Lombok has some of the best cruising grounds in Nusa Tenggara and is a personal favorite of ours. The water is clean and clear and there are many exciting surfing and diving locations with good protected anchorages nearby.
The island is home to 3.2 million Indonesians and 85% are Sasak and Islamic. Balinese, Javanese and decendents of Chinese and Arabic traders make up the remaining peoples of Lombok.
Roads are good and transportation from most anchorages can be easily arranged. There are two marinas in Lombok each will be discussed further in their respective chapters.
The Lombok Strait to the West of the Island marks the biogeographical division between the Asian continental shelf and the Australian continental shelf. Plants and animals on the West side of the strait (Bali) have Asian origins while those found on the East side (Lombok) are more closely related to Australian species. The division is more famously known as the ‘Wallace Line.’
Gunung Rinjani located in the North of Lombok is the second highest volcano in Indonesia and has a height of 3726 meters. The waters around Rinjani and up to a few miles offshore often have their own particular weather patterns and do not necessarily follow the monsoons.
During the SE monsoon winds are predominately from the SE and ESE. Trade winds can be very strong July through September although not as strong as those found off Timor, Savu and Sumba. During the NW monsoon season winds are predominately NW and W. Times between these two seasons are often calm, or with intermittent S wind. N winds in Lombok are very rare.
The Alas Strait separating Sumbawa from Lombok often funnels SE trade winds up the strait with a more S component to them. During the NW monsoon season a S wind can also be experienced in the Alas strait. Currents tend to Flood North and ebb S with the S setting current of longer duration. Maximum rates experienced are 4-5 knots with 2 knot currents being the norm. Often there is no North current and the S set only slows. The moon’s upper transit would be the best time to look for a N setting current in the Alas strait.
The Lombok strait is the main artery for the Indonesian Through Flow (ITF). Currents are fierce and S setting at almost all times of the year. N setting counter-currents are frequently found close in off either coastline and in the vicinity of Lembongan in the Badung strait.

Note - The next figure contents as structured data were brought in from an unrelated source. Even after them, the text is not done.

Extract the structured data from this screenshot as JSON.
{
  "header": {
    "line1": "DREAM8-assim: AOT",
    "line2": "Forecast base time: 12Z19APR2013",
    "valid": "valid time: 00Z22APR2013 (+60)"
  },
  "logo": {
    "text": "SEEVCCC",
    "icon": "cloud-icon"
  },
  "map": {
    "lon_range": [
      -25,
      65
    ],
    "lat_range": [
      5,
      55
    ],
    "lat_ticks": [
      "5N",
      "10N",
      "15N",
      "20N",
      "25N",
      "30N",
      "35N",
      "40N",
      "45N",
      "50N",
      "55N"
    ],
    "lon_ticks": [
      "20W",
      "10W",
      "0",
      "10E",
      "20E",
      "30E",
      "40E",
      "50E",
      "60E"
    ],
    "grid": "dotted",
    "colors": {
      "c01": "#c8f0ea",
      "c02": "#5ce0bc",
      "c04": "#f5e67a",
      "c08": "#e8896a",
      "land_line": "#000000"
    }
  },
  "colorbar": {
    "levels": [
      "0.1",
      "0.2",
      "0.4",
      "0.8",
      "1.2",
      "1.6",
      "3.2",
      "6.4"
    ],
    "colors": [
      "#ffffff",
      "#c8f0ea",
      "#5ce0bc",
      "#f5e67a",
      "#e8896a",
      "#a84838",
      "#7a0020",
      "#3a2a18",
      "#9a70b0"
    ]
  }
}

Rates vary depending on the strength of the monsoon and the phase of the moon but speeds of 3-5 knots are not uncommon. The strongest rate with a maximum of 8 knots occurs one week after full and new moons during the SE monsoon season.
N setting currents are most likely to be found 2-3 hours before and 2-3 hours after the moon’s UT and LT. When heading N stay as close to the coastline as possible. Often a current line is visible between calmer water heading N close to shore and nervous choppy water outside heading S.
Caution: During S winds and wind against tide conditions, the area S of the Nusa Penida lighthouse is extremely rough. Large overfalls, whirlpools and standing waves can attain heights dangerous to small craft.